A few reasons for this:
1. Your compliment will seem more genuine, intentional, and thought-out if your language isn’t generic. It shows that you had to actually scan your brain and select the best word from a number of different possibilities, instead of reaching for what came easiest.
2. Weird and wacky language is more memorable. You want your complimentee to remember your comment for days, weeks, months, or even years, instead of just forgetting it the moment they say “Thank you.” So choose words that will stick in their head (in a good way!).
3. The way our brains work, we actually absorb information better if it’s given to us in a way that requires a little mental effort. Words like “beautiful” and “amazing” are thrown out so often that we barely hear them or process them. A rarer word requires additional processing and is therefore likelier to sink in.
Instead of “beautiful,” try “radiant,” “dazzling,” or “foxy.”
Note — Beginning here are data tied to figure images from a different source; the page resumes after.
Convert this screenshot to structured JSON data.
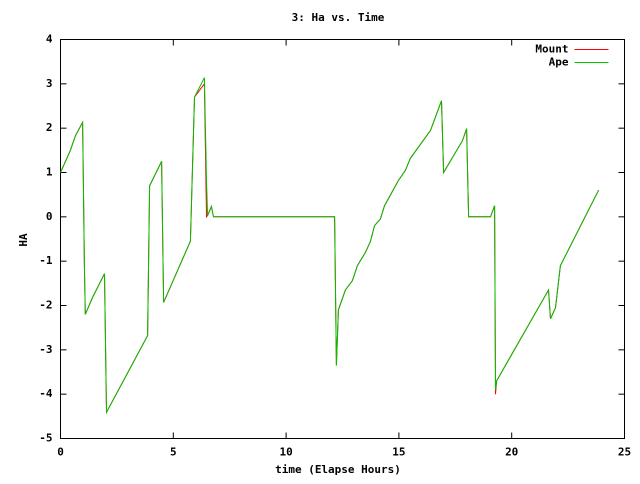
{
  "chart_data": {
    "type": "line",
    "title": "3: Ha vs. Time",
    "x_label": "time (Elapse Hours)",
    "y_label": "HA",
    "x": [
      0,
      0.44,
      0.66,
      0.98,
      1.06,
      1.1,
      1.42,
      1.95,
      2.04,
      3.86,
      3.95,
      4.48,
      4.57,
      5.76,
      5.94,
      6.38,
      6.47,
      6.52,
      6.69,
      6.78,
      12.15,
      12.23,
      12.32,
      12.63,
      12.94,
      13.16,
      13.52,
      13.74,
      13.92,
      14.18,
      14.36,
      14.98,
      15.29,
      15.51,
      16.4,
      16.89,
      16.98,
      17.82,
      18.0,
      18.09,
      19.06,
      19.24,
      19.28,
      19.33,
      21.63,
      21.72,
      21.94,
      22.16,
      23.85
    ],
    "series": [
      {
        "name": "Mount",
        "color": "#ff0000",
        "values": [
          1.0,
          1.5,
          1.83,
          2.13,
          -1.1,
          -2.2,
          -1.82,
          -1.28,
          -4.41,
          -2.68,
          0.7,
          1.25,
          -1.93,
          -0.55,
          2.7,
          3.0,
          0,
          0.03,
          0.23,
          0,
          0,
          -3.35,
          -2.1,
          -1.65,
          -1.44,
          -1.1,
          -0.8,
          -0.55,
          -0.2,
          -0.05,
          0.25,
          0.82,
          1.05,
          1.32,
          1.95,
          2.62,
          1.0,
          1.72,
          1.99,
          0,
          0,
          0.25,
          -4.0,
          -3.7,
          -1.65,
          -2.3,
          -2.05,
          -1.1,
          0.6
        ]
      },
      {
        "name": "Ape",
        "color": "#00c000",
        "values": [
          1.0,
          1.5,
          1.83,
          2.13,
          -1.1,
          -2.2,
          -1.82,
          -1.28,
          -4.41,
          -2.68,
          0.7,
          1.25,
          -1.93,
          -0.55,
          2.7,
          3.14,
          0.82,
          0.03,
          0.23,
          0,
          0,
          -3.35,
          -2.1,
          -1.65,
          -1.44,
          -1.1,
          -0.8,
          -0.55,
          -0.2,
          -0.05,
          0.25,
          0.82,
          1.05,
          1.32,
          1.95,
          2.62,
          1.0,
          1.72,
          1.99,
          0,
          0,
          0.25,
          -3.9,
          -3.7,
          -1.65,
          -2.3,
          -2.05,
          -1.1,
          0.6
        ]
      }
    ],
    "xlim": [
      0,
      25
    ],
    "xticks": [
      0,
      5,
      10,
      15,
      20,
      25
    ],
    "ylim": [
      -5,
      4
    ],
    "yticks": [
      -5,
      -4,
      -3,
      -2,
      -1,
      0,
      1,
      2,
      3,
      4
    ],
    "legend": "top-right"
  }
}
Instead of “great” (as in, great shoes, great hair, great outfit!), try “exquisite,” “groovy,” or “magnificent.”
Instead of “sexy” or “hot,” try “ravishing,” “captivating,” or “delectable”!
And don’t forget to throw some strange adverbs in there. “Very,” “incredibly” and “totally” can be replaced with words like “astonishingly,” “strikingly” and “exceptionally”! (If this kind of language feels too formal/fancy for you, I can personally attest to the effectiveness of “hella” as a pre-compliment adverb.)
Let go of expectations.
It’s suuuuper annoying when someone compliments you and then just stares at you, like they want you to… what? Compliment them back? Deny the truth of what they said? Confess your love and elope with them to Paris?
Please don’t ever make someone feel like they owe you something in exchange for your compliment. A “thank you” is pretty much all you’re owed – maybe not even that. (Some people have been socialized in such a way that it’s hard for them to say “thank you” when they’re complimented, so they might deny what you’ve said. Please don’t argue with them too much. There are social and psychological reasons why they do this – and your compliment likely lifted their mood even if they don’t act like it.)
What’s the best compliment you’ve ever received?